Als ich die Augen wieder öffne, schaue ich einen kleinen Elefanten an. Nanu? Ich hab in meinem Zimmer doch gar keine Kuscheltiere? Ich setze mich langsam auf und schaue mich verwundert um, bis mir klar wird, dass ich in Paddy's Zimmer bin. Wenn er das mitkriegen würde, denke ich kichernd, nichts ahnend, dass Paddy im Moment ganz andere Probleme hat. Ich bleibe noch einen Moment liegen, bis ich aufstehe und mich vor seinen Kleiderschrank stelle. Soll ich Paddy's Sachen anziehen? Ja warum nicht. Ich hole mir eine Hose von ihm und ein weites schwarzes Shirt. Warum sind ihm alle Sachen immer zehn Nummern zu groß? Er ist doch so dürr! Schnell ziehe ich es an und betrachte mich prüfend im Spiegel. Sieht zwar etwas komisch aus, aber keinesfalls schlecht, denke ich lächelnd und mache mir, mit Paddy's Bürste und Haargummi, einen Mozartzopf. Meine langen Haare fallen mir ja bis auf die Hüfte und sind genauso lang wie Paddy's. Nur habe ich vergessen, mich gestern Abend abzuschminken und sehe aus wie ein Panda Bär. Ich gehe in sein Bad, ja jeder Schüler hat ein eigenes Bad, und finde zu meiner Verwunderung eine Flasche mit Gesichtswasser. Okay, er ist also sehr gepflegt. Ich nehme es und wasche mir schnell die Schminke ab. Dann kommt die nächste Frage. Soll ich mich neu schminken oder lieber nicht?
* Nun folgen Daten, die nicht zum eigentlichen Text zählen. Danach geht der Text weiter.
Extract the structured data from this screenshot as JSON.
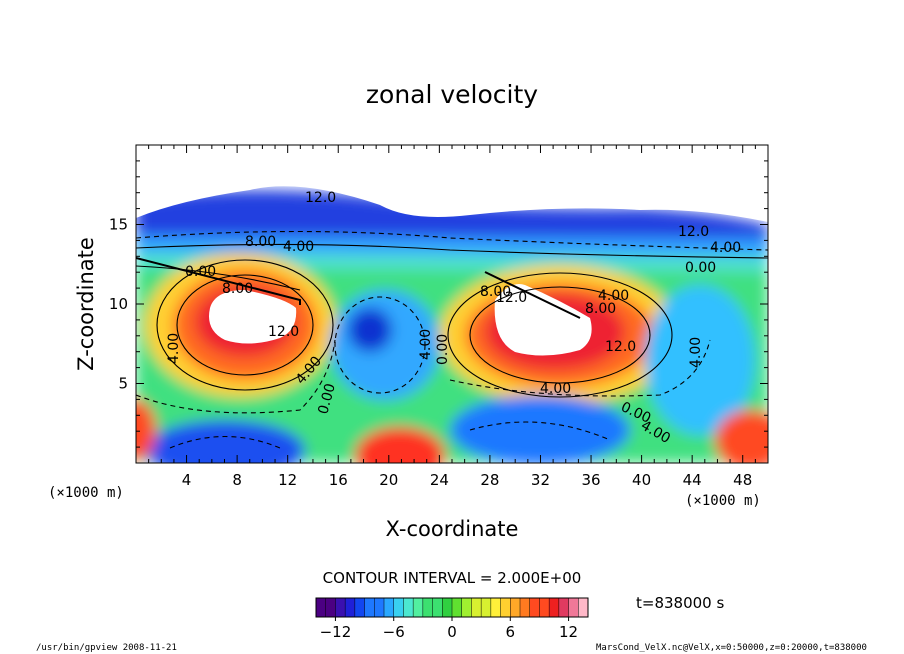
{
  "chart_data": {
    "type": "heatmap",
    "title": "zonal velocity",
    "xlabel": "X-coordinate",
    "ylabel": "Z-coordinate",
    "x_unit": "(×1000 m)",
    "xlim": [
      0,
      50
    ],
    "ylim": [
      0,
      20
    ],
    "x_ticks": [
      "4",
      "8",
      "12",
      "16",
      "20",
      "24",
      "28",
      "32",
      "36",
      "40",
      "44",
      "48"
    ],
    "y_ticks": [
      "5",
      "10",
      "15"
    ],
    "contour_interval_text": "CONTOUR INTERVAL = 2.000E+00",
    "colorbar": {
      "range": [
        -14,
        14
      ],
      "ticks": [
        "−12",
        "−6",
        "0",
        "6",
        "12"
      ],
      "colors": [
        "#4b0082",
        "#3a10b0",
        "#1f20d8",
        "#1246f0",
        "#1e78ff",
        "#2aa8ff",
        "#39d0f0",
        "#4ce8d0",
        "#52f0a0",
        "#3ce070",
        "#30d040",
        "#60e030",
        "#a0f030",
        "#d8f030",
        "#fff03a",
        "#ffd030",
        "#ffa828",
        "#ff7a20",
        "#ff4a20",
        "#ee2020",
        "#e03a60",
        "#f07898",
        "#ffb8c8"
      ]
    },
    "time_label": "t=838000 s",
    "contour_labels": [
      "12.0",
      "8.00",
      "4.00",
      "0.00",
      "8.00",
      "12.0",
      "4.00",
      "0.00",
      "4.00",
      "12.0",
      "4.00",
      "0.00",
      "4.00",
      "8.00",
      "12.0",
      "4.00",
      "0.00",
      "4.00",
      "12.0",
      "8.00",
      "4.00",
      "0.00",
      "4.00"
    ]
  },
  "footer": {
    "left": "/usr/bin/gpview   2008-11-21",
    "right": "MarsCond_VelX.nc@VelX,x=0:50000,z=0:20000,t=838000"
  }
}
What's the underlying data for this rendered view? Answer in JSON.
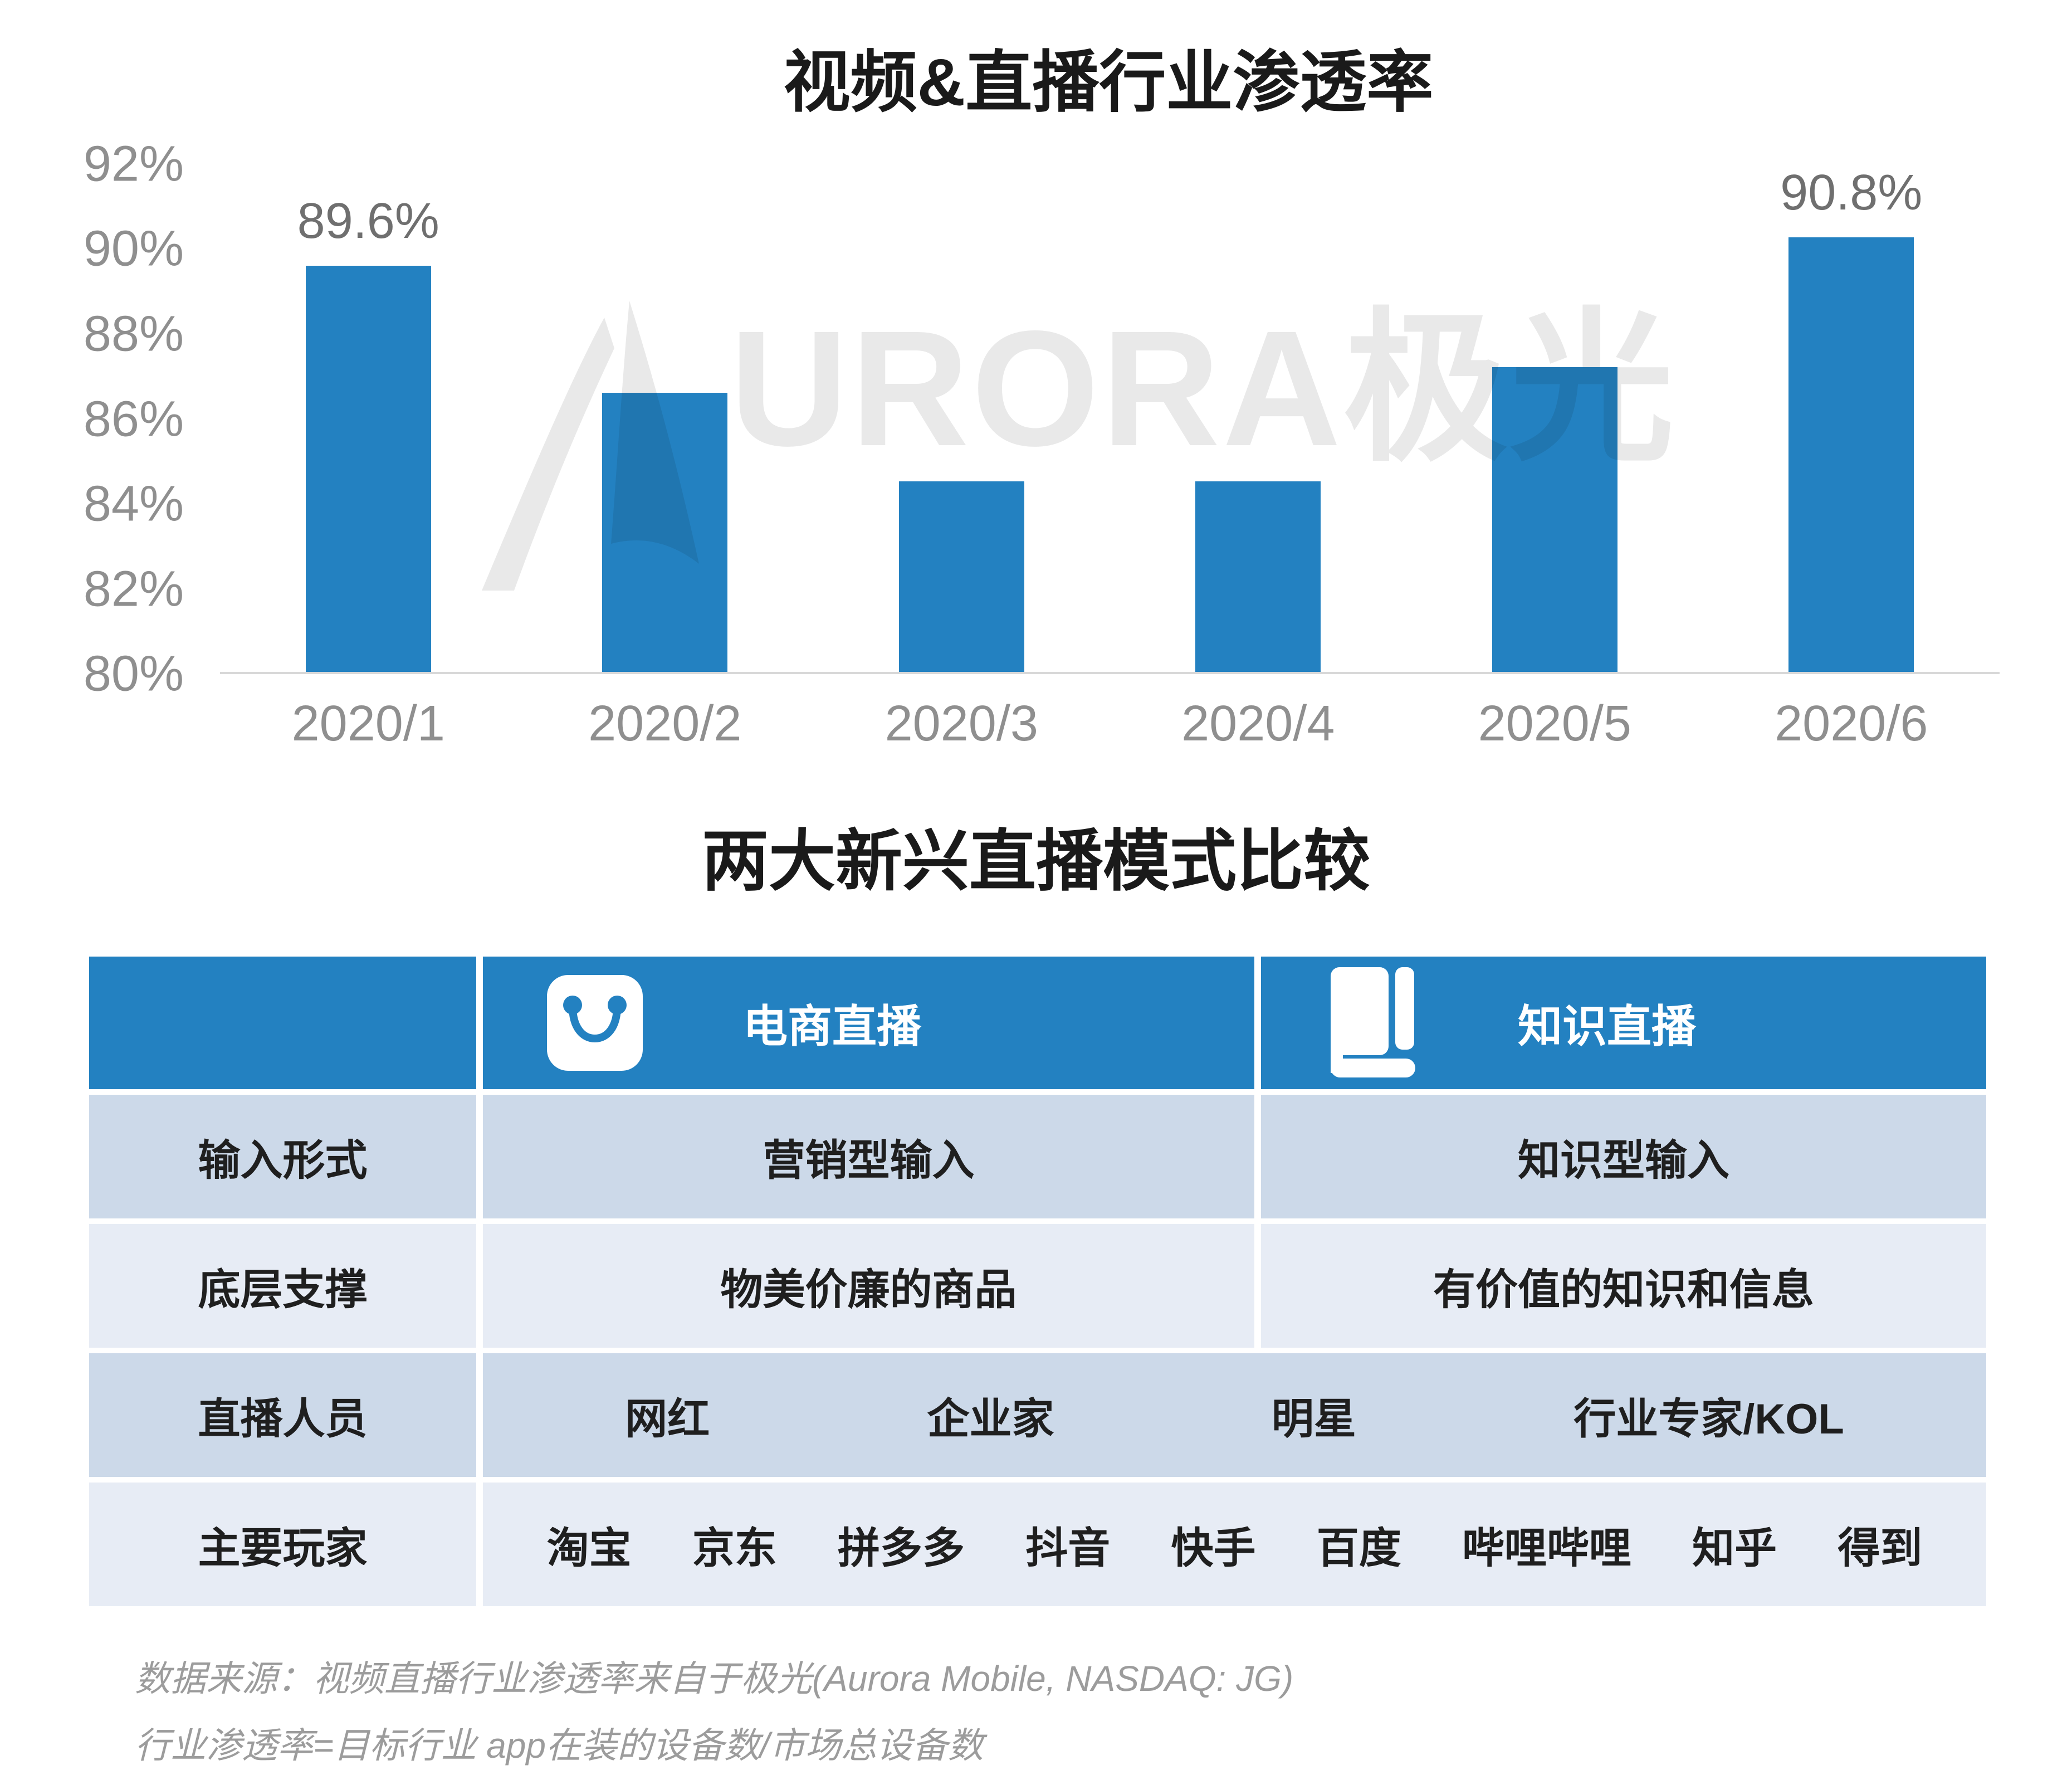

Da hier eh keine ist würde mich auch sehr wundern, beschließe ich, dass das ich das auch später erledigen kann. Dann schaue ich mich grinsend in seinem Zimmer um. Eigentlich bin ich sehr ordnungsliebend, aber gegen dieses kreative Chaos hab ich eigentlich nichts. Es passt zu Paddy, dass er sehr unordentlich ist. Überall die Kleider, wie ich amüsiert feststelle auch schon getragene, die zerknäult in einer Ecke liegen. Die nehme ich und lege sie in den Wäschekorb. Dann überall die Zettel mit angefangenen Liedern und Melodien. Die rühre ich lieber nicht an, denn er weiß bestimmt wo die sind und wenn ich die zusammenlege, findet er sie gar nicht mehr und dann herrscht hier mehr Chaos als vorher. Da finde ich eine Platte, von ihm und seiner Familie. Streetlife. Kenne ich gar nicht. Nach einigem suchen, finde ich auch noch einen Plattenspieler und lege die Platte auf. Als die Lieder erklingen, bin ich sofort in einer anderen Welt und tanze zu den Liedern in dem Zimmer herum.